IBM / transition-amr-parser

SoTA Abstract Meaning Representation (AMR) parsing with word-node alignments in Pytorch. Includes checkpoints and other tools such as statistical significance Smatch.
Apache License 2.0
245 stars 48 forks source link

Reproduction Problem: acquiring 0.4 in Smatch with amr2.0-structured-bart-large-neur-al-seed42 #38

Closed xsthunder closed 1 year ago

xsthunder commented 1 year ago

Thanks for releasing the code and the pre-trained weights. It's very helpful. However I've having trouble in reproducing the result with the pre-trained weights released in trained-checkpoints.. I'll detail the steps and some text in the following. Thank you in advance!

my steps

  1. Decode with Pre-trained model

in_checkpoint="/app/transition-amr-parser/DATA/amr_align_2022/DATA/AMR2.0/models/amr2.0-structured-bart-large-neur-al/seed42/checkpoint_wiki.smatch_top5-avg.pt"
input_file="/app/transition-amr-parser/DATA/AMR2.0/DATA/AMR2.0/corpora/test_sentence.txt"
amr-parse -c $in_checkpoint -i $input_file -o /app/transition-amr-parser/DATA/OUTPUT/test_output.amr
  1. compute smatch
smatch.py -f /app/transition-amr-parser/DATA/OUTPUT/test_output.amr /app/transition-amr-parser/DATA/AMR2.0/corpora/test.txt
# F-score: 0.28
  1. aware of --no-isi

  2. Decode with Pre-trained model with --no-isi flag and compute smatch

amr-parse -c $in_checkpoint -i $input_file -o /app/transition-amr-parser/DATA/OUTPUT/test_output_1.amr --no-isi

smatch.py -f /app/transition-amr-parser/DATA/OUTPUT/test_output_1.amr /app/transition-amr-parser/DATA/AMR2.0/corpora/test.txt

# F-score: 0.40

examples from text files

input_file

line 8-9 from

input_file="/app/transition-amr-parser/DATA/AMR2.0/DATA/AMR2.0/corpora/test_sentence.txt"
How Long are We Going to Tolerate Japan ?
My fellow citizens :

output_file

corresponding prediction from input_file

/app/transition-amr-parser/DATA/OUTPUT/test_output_1.amr 
# ::tok How Long are We Going to Tolerate Japan ?
# ::alignments a~0 w~3 t~6 c~7 n~7 0~7
(t / tolerate-01
    :ARG0 (w / we)
    :ARG1 (c / country
        :name (n / name
            :op1 "Japan"))
    :duration (a / amr-unknown))

# ::tok My fellow citizens :
# ::alignments i~0 f~1 c~2
(c / citizen
    :mod (f / fellow)
    :poss (i / i))
xsthunder commented 1 year ago

We also encounter some warnings during amr-parse as show in the following. A detailed logs from terminal can be found in the attached file 20221207.apptransition-amr-parser.txt.

...
/app/transition-amr-parser/fairseq_ext/sequence_generator.py:1058: UserWarning: An output with one ormore elements was resized since it had shape [512, 1], which does not match the required output shape[510, 1].This behavior is deprecated, and in a future PyTorch release outputs will not be resized unless they have zero elements.
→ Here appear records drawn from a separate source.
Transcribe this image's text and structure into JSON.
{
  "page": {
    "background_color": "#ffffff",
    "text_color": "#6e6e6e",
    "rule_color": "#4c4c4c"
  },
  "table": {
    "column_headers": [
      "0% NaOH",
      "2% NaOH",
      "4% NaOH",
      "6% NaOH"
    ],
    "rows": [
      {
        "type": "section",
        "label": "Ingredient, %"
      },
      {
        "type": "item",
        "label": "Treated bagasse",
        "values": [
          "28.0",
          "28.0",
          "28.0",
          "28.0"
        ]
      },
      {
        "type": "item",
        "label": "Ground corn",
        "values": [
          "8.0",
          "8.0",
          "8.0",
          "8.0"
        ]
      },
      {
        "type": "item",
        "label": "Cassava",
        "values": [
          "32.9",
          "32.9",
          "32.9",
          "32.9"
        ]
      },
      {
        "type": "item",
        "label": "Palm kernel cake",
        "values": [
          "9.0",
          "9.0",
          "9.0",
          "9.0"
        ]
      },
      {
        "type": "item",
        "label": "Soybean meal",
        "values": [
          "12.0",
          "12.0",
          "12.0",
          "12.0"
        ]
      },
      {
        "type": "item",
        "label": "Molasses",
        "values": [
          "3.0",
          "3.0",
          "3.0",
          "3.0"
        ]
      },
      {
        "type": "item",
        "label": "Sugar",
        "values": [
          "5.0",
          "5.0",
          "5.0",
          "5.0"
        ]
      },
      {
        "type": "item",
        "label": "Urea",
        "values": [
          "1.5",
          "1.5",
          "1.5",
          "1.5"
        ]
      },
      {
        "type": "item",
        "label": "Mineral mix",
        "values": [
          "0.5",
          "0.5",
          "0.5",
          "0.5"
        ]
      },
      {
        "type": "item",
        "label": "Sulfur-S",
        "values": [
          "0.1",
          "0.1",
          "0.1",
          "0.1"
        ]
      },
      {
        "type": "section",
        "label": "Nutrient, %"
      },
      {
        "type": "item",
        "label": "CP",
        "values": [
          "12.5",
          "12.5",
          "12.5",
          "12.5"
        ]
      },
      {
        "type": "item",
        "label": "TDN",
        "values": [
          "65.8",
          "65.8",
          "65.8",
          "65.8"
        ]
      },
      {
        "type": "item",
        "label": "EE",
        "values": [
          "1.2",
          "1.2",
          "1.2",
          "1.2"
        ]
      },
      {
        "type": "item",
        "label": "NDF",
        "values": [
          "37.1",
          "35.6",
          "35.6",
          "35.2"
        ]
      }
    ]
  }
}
You can explicitly reuse an out tensor t by resizing it, inplace, to zeroelements with t.resize_(0). (Triggered internally at  /opt/pytorch/pytorch/aten/src/ATen/native/Resize.cpp:16.)
  torch.gather(
/app/transition-amr-parser/fairseq_ext/sequence_generator.py:925: UserWarning: An output with one or more elements was resized since it had shape [2], which does not match the required output shape [4].This behavior is deprecated, and in a future PyTorch release outputs will not be resized unless they have zero elements. You can explicitly reuse an out tensor t by resizing it, inplace, to zero elements with t.resize_(0). (Triggered internally at  /opt/pytorch/pytorch/aten/src/ATen/native/Resize.cpp:16.)
...
WARNING: disconnected graphs
WARNING: disconnected graphs
...

Thank you for your time Best wishes

ramon-astudillo commented 1 year ago

The warnings are because the parser sometimes is unable to attach some subgraphs, but our best systems still throw these errors.

You need indeed --no-isi or remove the ISI alignment notation as in here.

You will also need the BLINK cache as explained in the README.m and given here. However that should have a minor effect on performance.

The examples that you show seem ok, they are tokenized already and you do not use --tokenize and the AMR seems perfectly fine.

I would use a higher re-start for Smatch, see here but that also does not justify those numbers.

Such a low score should be clearly visible from looking at the AMR files, however. Can you compare with gold and see if you find a systematic pattern?.

xsthunder commented 1 year ago

Thanks a lot. succeed in reproduction.